The prospect that the Court is going to change this answer in the foreseeable future is slim to none.  Abolitionism cannot credibly assert  --  in a SCOTUSblog forum, no less  --  that the question is open.

Law is made in this country by either political or judicial processes.  Having of late been clobbered in both (as Kent's contribution points out), abolitionism could use to be honest about its failures.  

7 Comments

There is a pretty simple way to fix most of the problems in one shot. Something like this:

Justice Harlan's opinion for the Court in McGautha v. California, 402 U.S. 183 (1971) got it right the first time. All of the cases from Furman v. Georgia, 408 U.S. 238 (1972) forward holding that the Eighth Amendment imposes procedural requirements on the imposition of capital punishment were wrongly decided and are hereby overruled.

No disagreement in these parts.

SCOTUSblog's unconditionally inviting you and then yanking the invitation when previously issued invitations were accepted was indeed rude. However, I'm told the final tally of supporters and opponents will be 4-4, so it's not an imbalance issue.

Someone from SCOTUSblog asked me for names on the "pro" side, Bill, and I gave them yours and a few others. I was informed a "pro" person pulled out and wanted a last-minute replacement. I wonder if that person delivered ultimately --- though even so they should have allowed you to contribute after having asked. Gosh forbid the possibility that someone might run a symposium with more persons supporting the DP than opposing it!

Thanks Doug, and thanks for the referral.

Being SCOTUSblog's spare tire might not be the most flattering thing, but I don't mind it that much. I've found out over the years that media producers (and SCOTUSblog is a form of media) have a tough job. Guests agree to appear then don't show, or they'll tell you they're giving you X and wind up giving you Y. This is all on a tight deadline. Interest in your subject has a half-life of about ten minutes, so it's kind of a grab-what-you-can business.

It might be the case that pro-DP people get shuffled around more, but that's not my working assumption. On the whole, the networks and the papers have been courteous and businesslike with me. Recently, the WaPo pretty badly brutalized a piece I wrote supporting Jeff Sessions' charging policies, but at least they still printed it.

I'm grateful for whatever voice I'm given, and especially grateful to Kent and CJLF for giving me a platform as recognized for its excellence as this one.

Again, I appreciate your referral. One advantage of being an adjunct professor is that your availability tends to be pretty good!
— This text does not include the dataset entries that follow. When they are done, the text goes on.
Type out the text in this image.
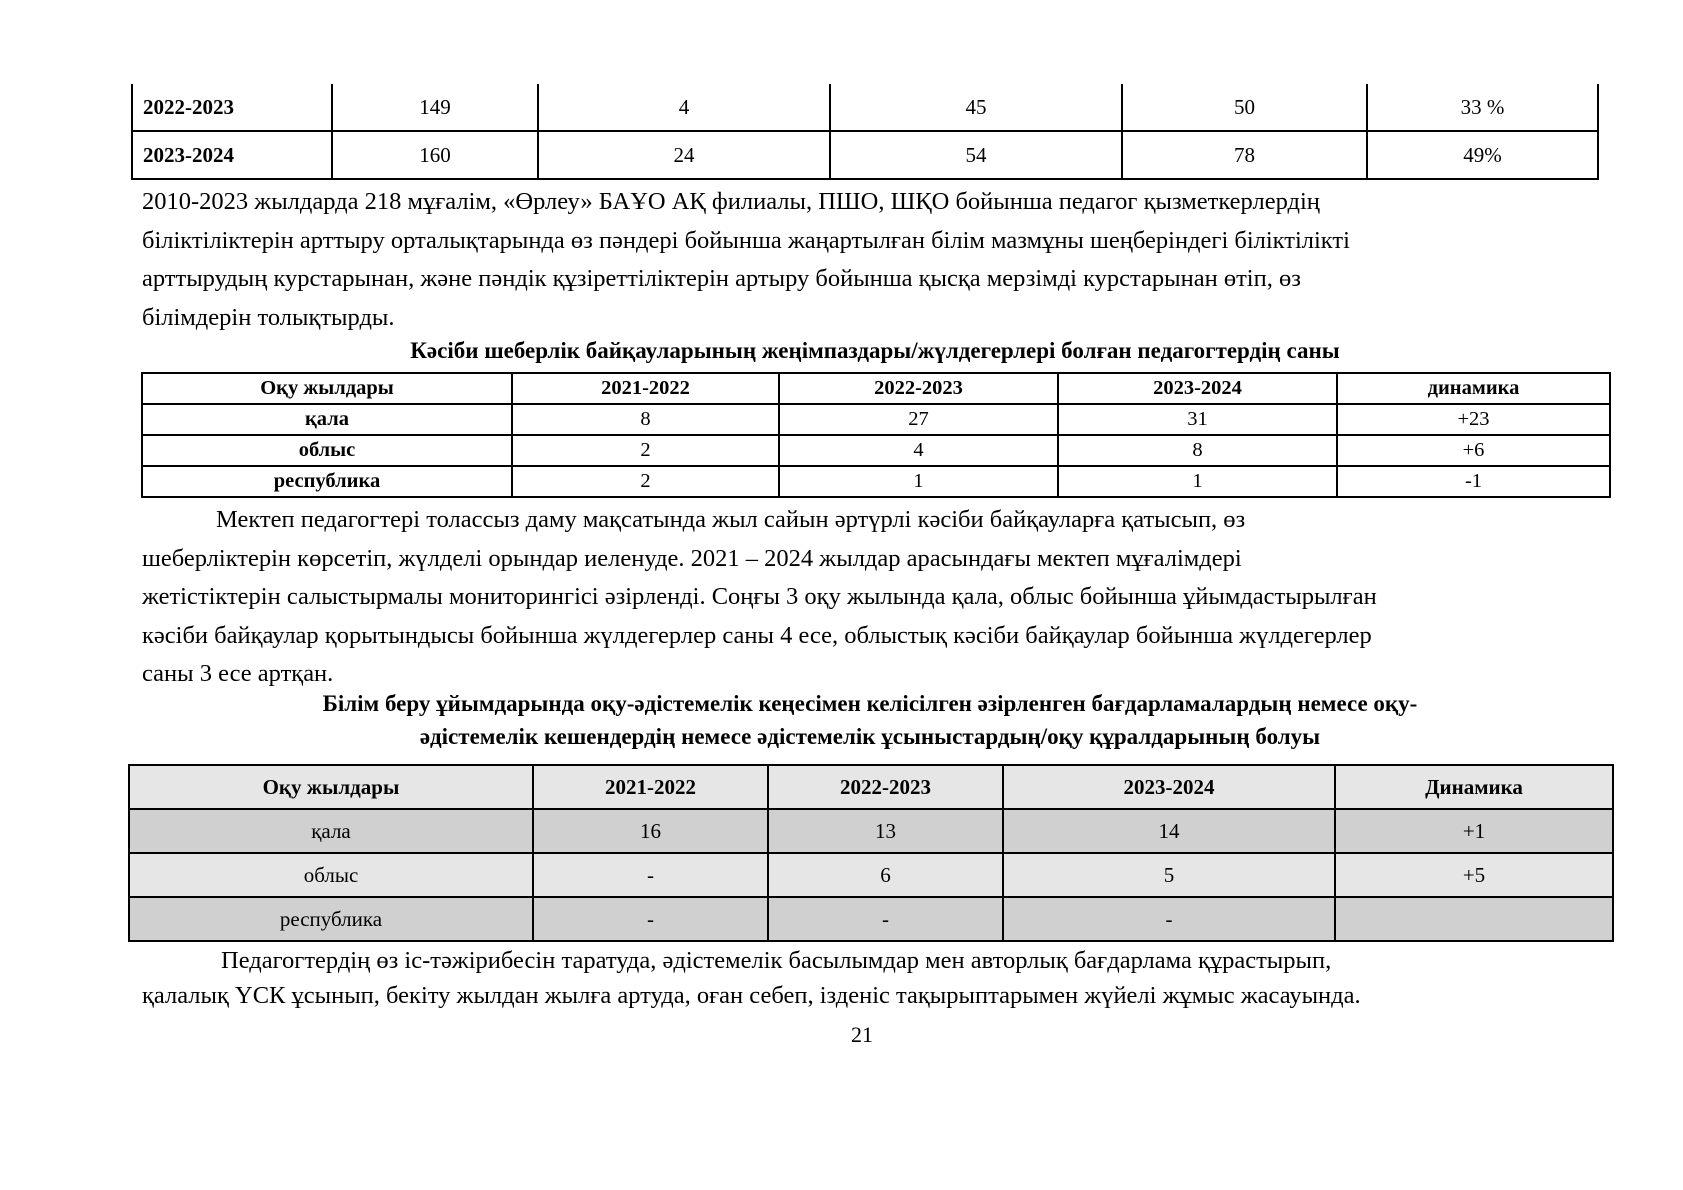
2022-2023	149	4	45	50	33 %
2023-2024	160	24	54	78	49%
2010-2023 жылдарда 218 мұғалім, «Өрлеу» БАҰО АҚ филиалы, ПШО, ШҚО бойынша педагог қызметкерлердің
біліктіліктерін арттыру орталықтарында өз пәндері бойынша жаңартылған білім мазмұны шеңберіндегі біліктілікті
арттырудың курстарынан, және пәндік құзіреттіліктерін артыру бойынша қысқа мерзімді курстарынан өтіп, өз
білімдерін толықтырды.
Кәсіби шеберлік байқауларының жеңімпаздары/жүлдегерлері болған педагогтердің саны
Оқу жылдары	2021-2022	2022-2023	2023-2024	динамика
қала	8	27	31	+23
облыс	2	4	8	+6
республика	2	1	1	-1
Мектеп педагогтері толассыз даму мақсатында жыл сайын әртүрлі кәсіби байқауларға қатысып, өз
шеберліктерін көрсетіп, жүлделі орындар иеленуде. 2021 – 2024 жылдар арасындағы мектеп мұғалімдері
жетістіктерін салыстырмалы мониторингісі әзірленді. Соңғы 3 оқу жылында қала, облыс бойынша ұйымдастырылған
кәсіби байқаулар қорытындысы бойынша жүлдегерлер саны 4 есе, облыстық кәсіби байқаулар бойынша жүлдегерлер
саны 3 есе артқан.
Білім беру ұйымдарында оқу-әдістемелік кеңесімен келісілген әзірленген бағдарламалардың немесе оқу-
әдістемелік кешендердің немесе әдістемелік ұсыныстардың/оқу құралдарының болуы
Оқу жылдары	2021-2022	2022-2023	2023-2024	Динамика
қала	16	13	14	+1
облыс	-	6	5	+5
республика	-	-	-	
Педагогтердің өз іс-тәжірибесін таратуда, әдістемелік басылымдар мен авторлық бағдарлама құрастырып,
қалалық ҮСК ұсынып, бекіту жылдан жылға артуда, оған себеп, ізденіс тақырыптарымен жүйелі жұмыс жасауында.
21
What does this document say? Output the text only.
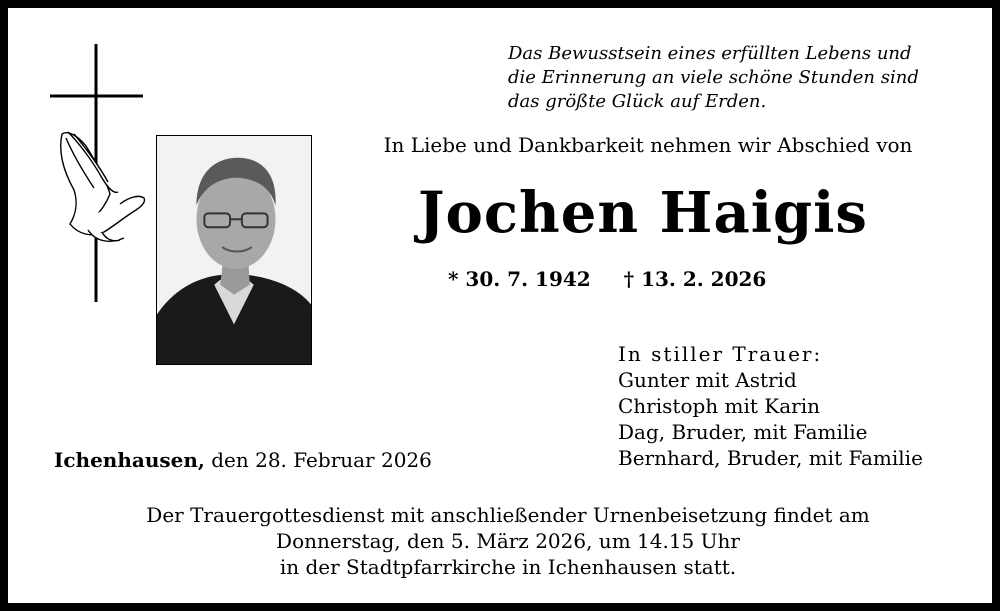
Das Bewusstsein eines erfüllten Lebens und
die Erinnerung an viele schöne Stunden sind
das größte Glück auf Erden.
In Liebe und Dankbarkeit nehmen wir Abschied von
Jochen Haigis
* 30. 7. 1942 † 13. 2. 2026
In stiller Trauer:
Gunter mit Astrid
Christoph mit Karin
Dag, Bruder, mit Familie
Bernhard, Bruder, mit Familie
Ichenhausen, den 28. Februar 2026
Der Trauergottesdienst mit anschließender Urnenbeisetzung findet am
Donnerstag, den 5. März 2026, um 14.15 Uhr
in der Stadtpfarrkirche in Ichenhausen statt.
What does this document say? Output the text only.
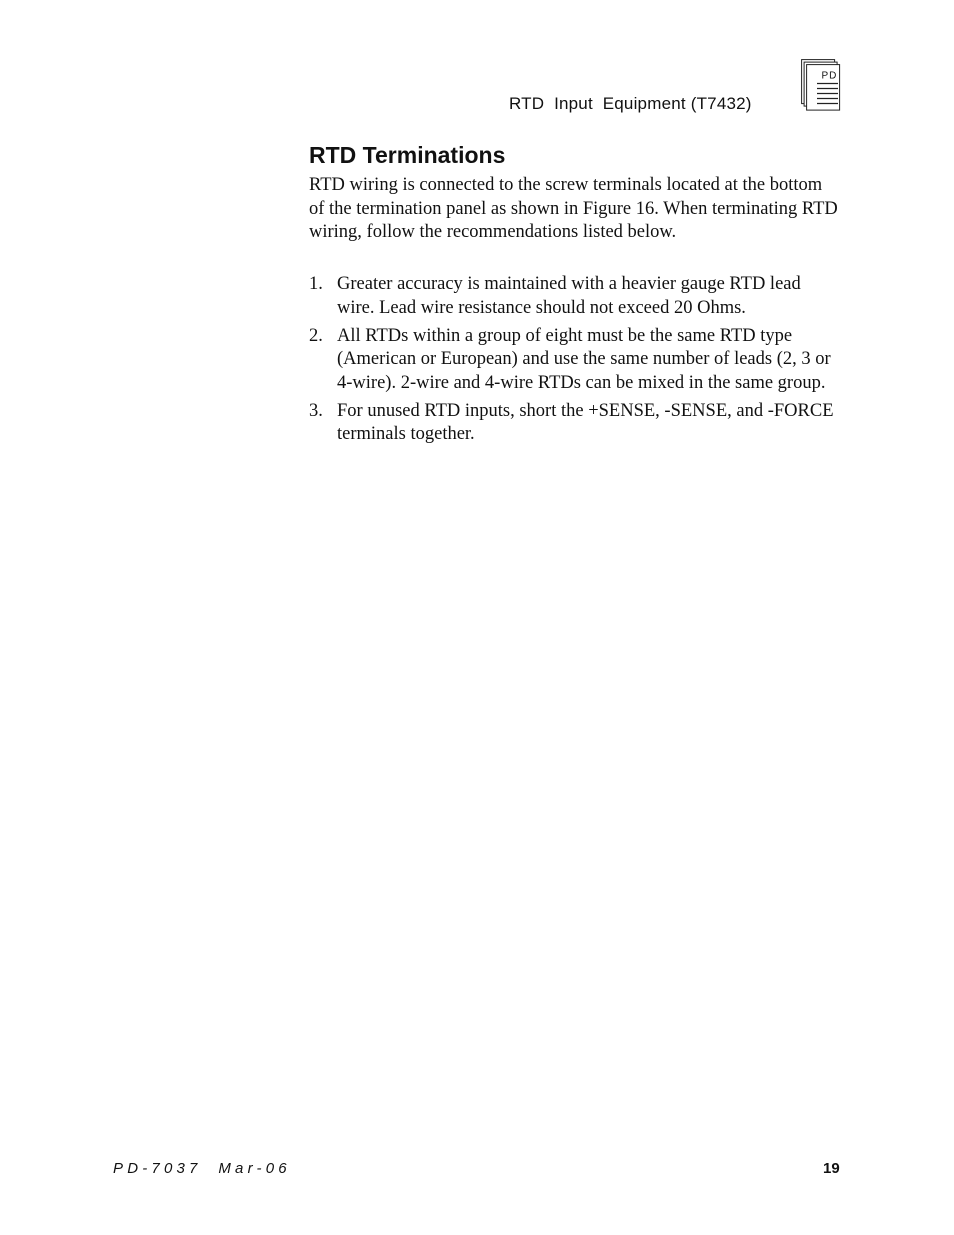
RTD  Input  Equipment (T7432)
PD
RTD Terminations

RTD wiring is connected to the screw terminals located at the bottom of the termination panel as shown in Figure 16. When terminating RTD wiring, follow the recommendations listed below.

1. Greater accuracy is maintained with a heavier gauge RTD lead wire. Lead wire resistance should not exceed 20 Ohms.
2. All RTDs within a group of eight must be the same RTD type (American or European) and use the same number of leads (2, 3 or 4-wire). 2-wire and 4-wire RTDs can be mixed in the same group.
3. For unused RTD inputs, short the +SENSE, -SENSE, and -FORCE terminals together.
PD-7037  Mar-06	19
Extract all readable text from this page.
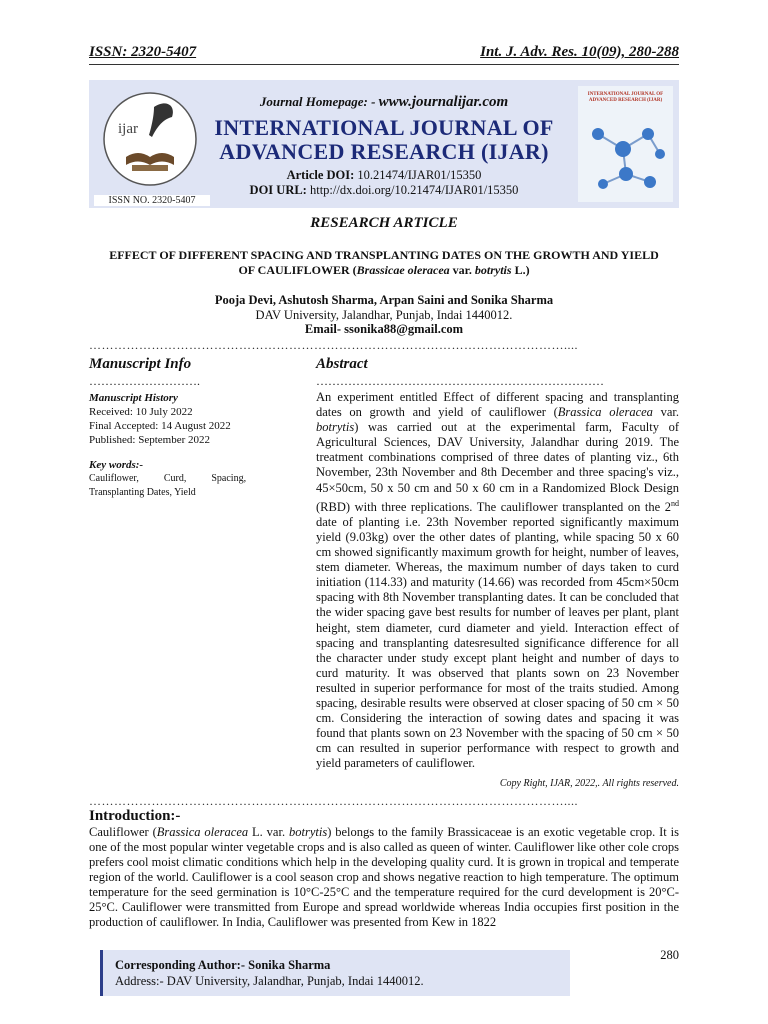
ISSN: 2320-5407	Int. J. Adv. Res. 10(09), 280-288
ijar
ISSN NO. 2320-5407
Journal Homepage: - www.journalijar.com
INTERNATIONAL JOURNAL OF
ADVANCED RESEARCH (IJAR)
Article DOI: 10.21474/IJAR01/15350
DOI URL: http://dx.doi.org/10.21474/IJAR01/15350
INTERNATIONAL JOURNAL OF ADVANCED RESEARCH (IJAR)
RESEARCH ARTICLE
EFFECT OF DIFFERENT SPACING AND TRANSPLANTING DATES ON THE GROWTH AND YIELD
OF CAULIFLOWER (Brassicae oleracea var. botrytis L.)
Pooja Devi, Ashutosh Sharma, Arpan Saini and Sonika Sharma
DAV University, Jalandhar, Punjab, Indai 1440012.
Email- ssonika88@gmail.com
……………………………………………………………………………………………………....
Manuscript Info
……………………….
Manuscript History
Received: 10 July 2022
Final Accepted: 14 August 2022
Published: September 2022
Key words:-
Cauliflower,          Curd,          Spacing,
Transplanting Dates, Yield
Abstract
………………………………………………………………
An experiment entitled Effect of different spacing and transplanting dates on growth and yield of cauliflower (Brassica oleracea var. botrytis) was carried out at the experimental farm, Faculty of Agricultural Sciences, DAV University, Jalandhar during 2019. The treatment combinations comprised of three dates of planting viz., 6th November, 23th November and 8th December and three spacing's viz., 45×50cm, 50 x 50 cm and 50 x 60 cm in a Randomized Block Design (RBD) with three replications. The cauliflower transplanted on the 2nd date of planting i.e. 23th November reported significantly maximum yield (9.03kg) over the other dates of planting, while spacing 50 x 60 cm showed significantly maximum growth for height, number of leaves, stem diameter. Whereas, the maximum number of days taken to curd initiation (114.33) and maturity (14.66) was recorded from 45cm×50cm spacing with 8th November transplanting dates. It can be concluded that the wider spacing gave best results for number of leaves per plant, plant height, stem diameter, curd diameter and yield. Interaction effect of spacing and transplanting datesresulted significance difference for all the character under study except plant height and number of days to curd maturity. It was observed that plants sown on 23 November resulted in superior performance for most of the traits studied. Among spacing, desirable results were observed at closer spacing of 50 cm × 50 cm. Considering the interaction of sowing dates and spacing it was found that plants sown on 23 November with the spacing of 50 cm × 50 cm can resulted in superior performance with respect to growth and yield parameters of cauliflower.
Copy Right, IJAR, 2022,. All rights reserved.
……………………………………………………………………………………………………....
Introduction:-
Cauliflower (Brassica oleracea L. var. botrytis) belongs to the family Brassicaceae is an exotic vegetable crop. It is one of the most popular winter vegetable crops and is also called as queen of winter. Cauliflower like other cole crops prefers cool moist climatic conditions which help in the developing quality curd. It is grown in tropical and temperate region of the world. Cauliflower is a cool season crop and shows negative reaction to high temperature. The optimum temperature for the seed germination is 10°C-25°C and the temperature required for the curd development is 20°C-25°C. Cauliflower were transmitted from Europe and spread worldwide whereas India occupies first position in the production of cauliflower. In India, Cauliflower was presented from Kew in 1822
280
Corresponding Author:- Sonika Sharma
Address:- DAV University, Jalandhar, Punjab, Indai 1440012.
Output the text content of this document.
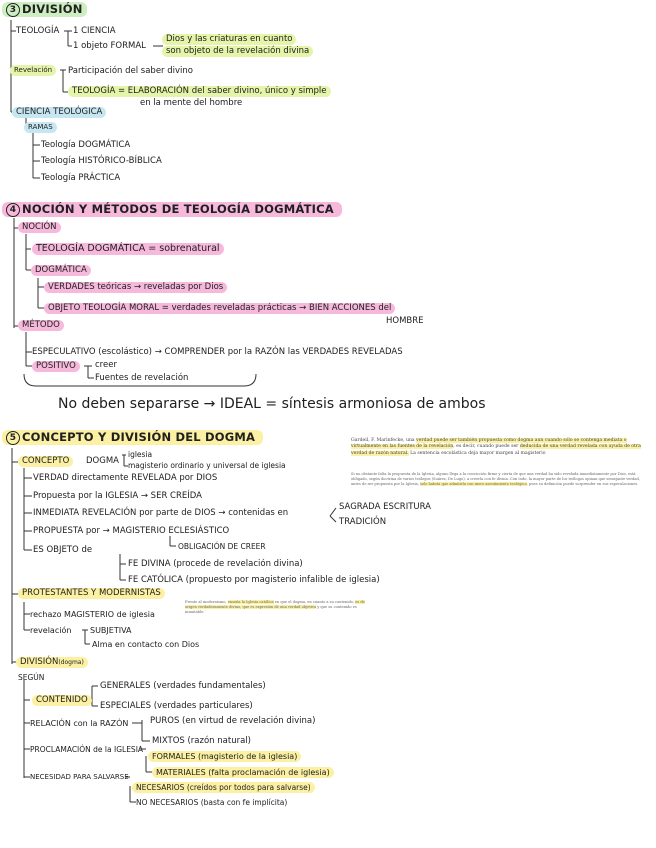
3 DIVISIÓN
TEOLOGÍA 1 CIENCIA
1 objeto FORMAL
Dios y las criaturas en cuanto
son objeto de la revelación divina
Revelación	Participación del saber divino
TEOLOGÍA = ELABORACIÓN del saber divino, único y simple
en la mente del hombre
CIENCIA TEOLÓGICA
RAMAS
Teología DOGMÁTICA
Teología HISTÓRICO-BÍBLICA
Teología PRÁCTICA
4 NOCIÓN Y MÉTODOS DE TEOLOGÍA DOGMÁTICA
NOCIÓN
TEOLOGÍA DOGMÁTICA = sobrenatural
DOGMÁTICA
VERDADES teóricas → reveladas por Dios
OBJETO TEOLOGÍA MORAL = verdades reveladas prácticas → BIEN ACCIONES del
HOMBRE
MÉTODO
ESPECULATIVO (escolástico) → COMPRENDER por la RAZÓN las VERDADES REVELADAS
POSITIVO	creer
Fuentes de revelación
No deben separarse → IDEAL = síntesis armoniosa de ambos
5 CONCEPTO Y DIVISIÓN DEL DOGMA
CONCEPTO	DOGMA
iglesia
magisterio ordinario y universal de iglesia
VERDAD directamente REVELADA por DIOS
Propuesta por la IGLESIA → SER CREÍDA
INMEDIATA REVELACIÓN por parte de DIOS → contenidas en
SAGRADA ESCRITURA
TRADICIÓN
PROPUESTA por → MAGISTERIO ECLESIÁSTICO
OBLIGACIÓN DE CREER
ES OBJETO de
FE DIVINA (procede de revelación divina)
FE CATÓLICA (propuesto por magisterio infalible de iglesia)
PROTESTANTES Y MODERNISTAS
rechazo MAGISTERIO de iglesia
revelación SUBJETIVA
Alma en contacto con Dios
DIVISIÓN(dogma)
SEGÚN
CONTENIDO
GENERALES (verdades fundamentales)
ESPECIALES (verdades particulares)
RELACIÓN con la RAZÓN	PUROS (en virtud de revelación divina)
MIXTOS (razón natural)
PROCLAMACIÓN de la IGLESIA
FORMALES (magisterio de la iglesia)
MATERIALES (falta proclamación de iglesia)
NECESIDAD PARA SALVARSE
NECESARIOS (creídos por todos para salvarse)
NO NECESARIOS (basta con fe implícita)
Gardeil, F. Marinfecke, una verdad puede ser también propuesta como dogma aun cuando sólo se contenga mediata o virtualmente en las fuentes de la revelación, es decir, cuando puede ser deducida de una verdad revelada con ayuda de otra verdad de razón natural. La sentencia escolástica deja mayor margen al magisterio
Si no obstante falta la propuesta de la Iglesia, alguno llega a la convicción firme y cierta de que una verdad ha sido revelada inmediatamente por Dios, está obligado, según doctrina de varios teólogos (Suárez, De Lugo), a creerla con fe divina. Con todo, la mayor parte de los teólogos opinan que semejante verdad, antes de ser propuesta por la Iglesia, solo habría que admitirla con mero asentimiento teológico, pues su definición puede sorprender en sus especulaciones.
Frente al modernismo, enseña la Iglesia católica en que el dogma, en cuanto a su contenido, es de origen verdaderamente divino, que es expresión de una verdad objetiva y que su contenido es inmutable.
Speaking of X and Y, McAllister's post, the last in the series, was not what I would have expected from him. Perhaps it wasn't what the SCOTUSblog folks expected either.

Like many clever abolitionists, the people who run the quite liberal (just read it) SCOTUSblog know what they're doing.

They can technically claim to have been "balanced," but that's not really what happened. The actual lineup was four unabashed abolitionists, two tepid-if-at-all retentionists, and two unabashed retentionists.

This is how the other side operates. Like other components of criminal defense, the basic inventory runs from skewing to diversion to confusion to misleading to outright lying. When none of that works, there's the old fallback: We are People with Refined Standards of Enlightenment; you are People with Big Hair.

We went to Columbia and Berkeley; you went to Podunk, so recognize your inferiority and get lost.

I have been hearing this my entire life.